クリエイト
なぜ気が付かなかったのか。
今思えば簡単なことだった。
牛と人間とを融合させた作品を作った後で、ひらめいたのだった。
頭を丸ごと交換することはなかったのだ。
人間の頭をそのままに、動物のパーツをくっつけていけば完成できると、思い至ったのだ。
ただ、方法を変えたせいで、被験者を連れてくるのに頭を叩き割ることができなくなったので、その点では苦労が増えた。
だから最初に完成したときは嬉しかった。
神をこの手で作り上げたのだから、喜ばない方がおかしい。
それに失敗作をたくさん出したのでできた時の喜びはたまらなかった。
今もまた、新たなる神の創造を始めるところだ。
まずは、台に寝かせた男の額にナイフを入れる。
生え際をなぞって顔のラインを切る。
そして顎からめりめりと顔面の皮膚を剝がしていく。
しっかりと筋肉が見える状態になるまで皮膚を剥がす。しかし剥がし過ぎて骨にしてはいけない。
何度やっても難しいもので、一回ではきれいに剥がしきれない。肉としっかりくっついているからだ。
でもその方が良い。きっと人間として身体の組織が丈夫な証拠だから。
一度、頭の皮膚を全部引き剥がして作ったが、それだと味気なかった。
やはり人間の髪の毛を残した上で、動物の顔面がある、というのが良いのだ。
耳は必要ないのでナイフでそぎ落とす。
昏睡状態だから痛みは感じていないだろう。
しかし眉間にしわが寄っている。不快なのは今だけだ。
目覚めれば、素晴らしさに気が付く。それまでの辛抱だ。
今回作るのは豚だ。前に一回成功しているので、今回もうまくいくはずだ。
耳はやはり頭の上の方が良い。再現率は高い方が良いに決まっている。
ホームセンターで買ってきたチューブの先端を、耳の穴に差し込みこめかみに縫い付け、もう片方の先端が上を向くようにする。そこにそぎ落とした豚の耳を差し込む。完璧だ。
豚の鼻をくりぬいておいたので、それを男の鼻にはめ込み縫っていく。
そしてそのまま、上くちびるに取り掛かる。上くちびるは皮膚と同時に剥がれてしまうので、豚の上顎の皮を鼻の下に縫い付ける。
さて、次の下くちびると顎の部分が難所である。
前回の豚の時はなんとか完成したけれど、やはり初めてだったのもあり、いくつか荒い部分があった。それが下くちびるだ。
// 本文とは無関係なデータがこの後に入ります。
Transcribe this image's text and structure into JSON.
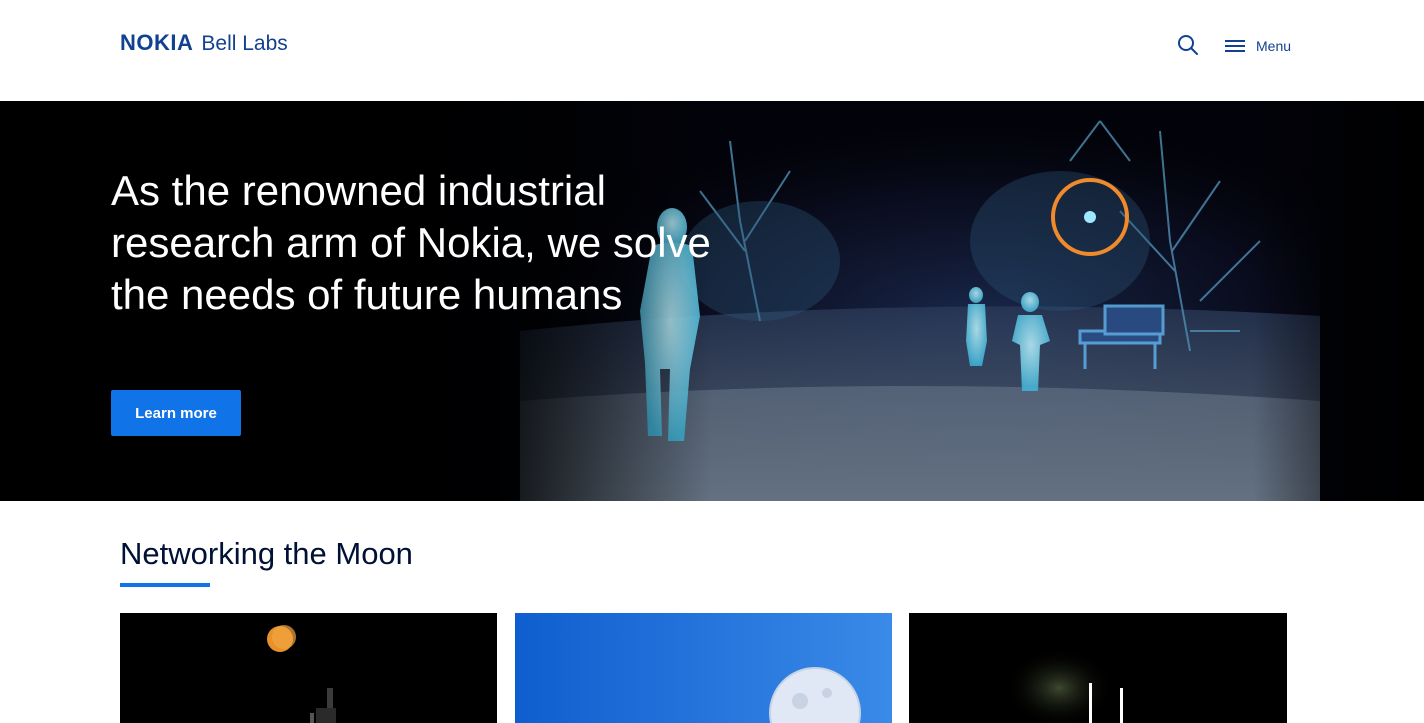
{
  "header": {
    "brand_name": "NOKIA",
    "brand_sub": "Bell Labs",
    "search_icon": "search-icon",
    "menu_icon": "hamburger-menu-icon",
    "menu_label": "Menu"
  },
  "hero": {
    "title": "As the renowned industrial research arm of Nokia, we solve the needs of future humans",
    "cta_label": "Learn more"
  },
  "section": {
    "title": "Networking the Moon",
    "cards": [
      {
        "image": "moon-over-launch-tower"
      },
      {
        "image": "moon-in-blue-sky"
      },
      {
        "image": "lunar-surface-lights"
      }
    ]
  },
  "colors": {
    "brand": "#124191",
    "accent": "#1173e8",
    "hero_bg": "#000000"
  }
}
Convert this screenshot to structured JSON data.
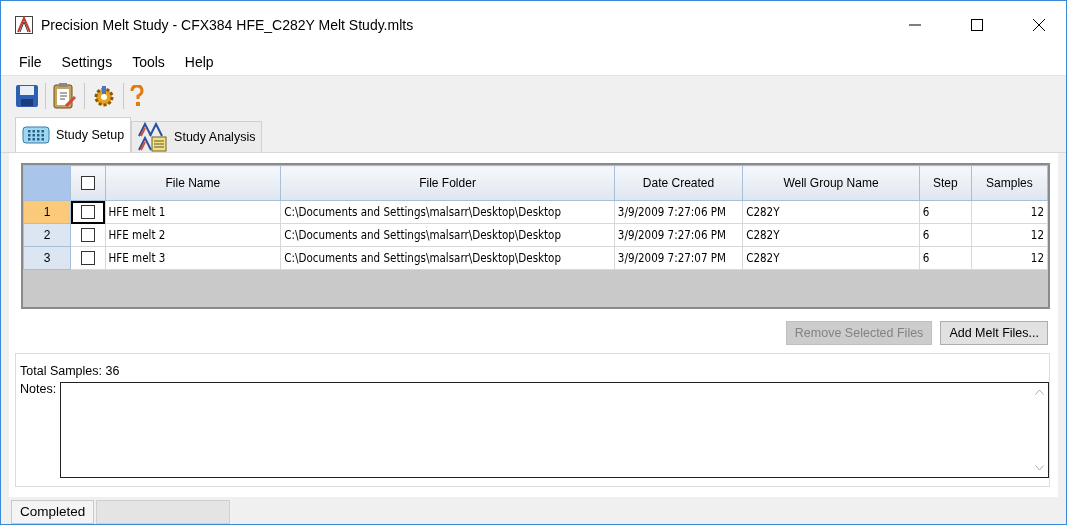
{
  "window": {
    "title": "Precision Melt Study - CFX384 HFE_C282Y Melt Study.mlts"
  },
  "menu": [
    "File",
    "Settings",
    "Tools",
    "Help"
  ],
  "tabs": [
    {
      "label": "Study Setup",
      "selected": true,
      "kind": "plate"
    },
    {
      "label": "Study Analysis",
      "selected": false,
      "kind": "analysis"
    }
  ],
  "table": {
    "header_checked": false,
    "columns": [
      "File Name",
      "File Folder",
      "Date Created",
      "Well Group Name",
      "Step",
      "Samples"
    ],
    "rows": [
      {
        "number": "1",
        "selected": true,
        "checked": false,
        "cells": [
          "HFE melt 1",
          "C:\\Documents and Settings\\malsarr\\Desktop\\Desktop",
          "3/9/2009 7:27:06 PM",
          "C282Y",
          "6",
          "12"
        ]
      },
      {
        "number": "2",
        "selected": false,
        "checked": false,
        "cells": [
          "HFE melt 2",
          "C:\\Documents and Settings\\malsarr\\Desktop\\Desktop",
          "3/9/2009 7:27:06 PM",
          "C282Y",
          "6",
          "12"
        ]
      },
      {
        "number": "3",
        "selected": false,
        "checked": false,
        "cells": [
          "HFE melt 3",
          "C:\\Documents and Settings\\malsarr\\Desktop\\Desktop",
          "3/9/2009 7:27:07 PM",
          "C282Y",
          "6",
          "12"
        ]
      }
    ]
  },
  "buttons": [
    {
      "label": "Remove Selected Files",
      "disabled": true
    },
    {
      "label": "Add Melt Files...",
      "disabled": false
    }
  ],
  "total_samples": "Total Samples: 36",
  "notes_label": "Notes:",
  "status_bar": "Completed"
}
ただくっつければいいと思っていたので、なにも考慮せずに作ってしまった。そのせいで、彼は口を閉じることができなかった。
それに鼻のも空気の通りが悪く、口呼吸になってしまい、常にふがふが言いながらよだれをだらだらと垂らしている状態だった。
でもしっかりと会話もできるし、生命活動も問題はない。
今回はその失敗を生かして、口が閉じるように下くちびるを縫い付ける。
ドーベルマンを作った時よりかは簡単だ。
ブルドックやチワワのように口が平らだったり、短かったりするものはいいが、口が長いものは大変だ。
この場合は縫い付けるのではなく、はめ込むイメージだ。
ドーベルマンの下顎と上顎を解体し、被験者下顎と上顎にはめ込む。そして顎関節あたりに電動ドリルを使い、ねじでくっつけた。
口を開けると、犬の歯と人間の歯が並んでいるが、強度がしっかりしているので、口の開閉は問題なく出来た。
彼女も最初は戸惑っていたが、段々とそれに喜びを感じるようになった。
しかし今回は豚なので、電動ドリルの出番はない。
額や頬に皮を張り付け、縫っていく。
慣れたものだ。最初はぎこちなかったけれど、今はコツを掴めている。
すべて終わると、消毒液をかけ、包帯でぐるぐると頭を巻く。
あとは人間のもつ自然治癒力で、豚の皮が癒着していく。
たまに拒絶反応を起こして死ぬものもいたけれど、適合だから仕方がない。
選ばれなかったということだ。
そろそろ、昏睡状態から目覚めるかもしれない。
被験者を担ぎ上げ、アトリエを出る。鍵を閉めるのを忘れてはいけない。
二階に上がり、出て行った妻が使っていた部屋に入り、これまた妻が使っていたベッドに被験者を寝かせる。
部屋を出ると、外から南京錠で鍵をかけ、勝手に出られないようにする。
もちろん、窓も塞いでいる。
目覚めたら声がして嫌でも気が付くはずだ。それまではしばらく休もう。
しかし、まずは身体についた血を流さなくてはと思い直し、バスルームへ向かった。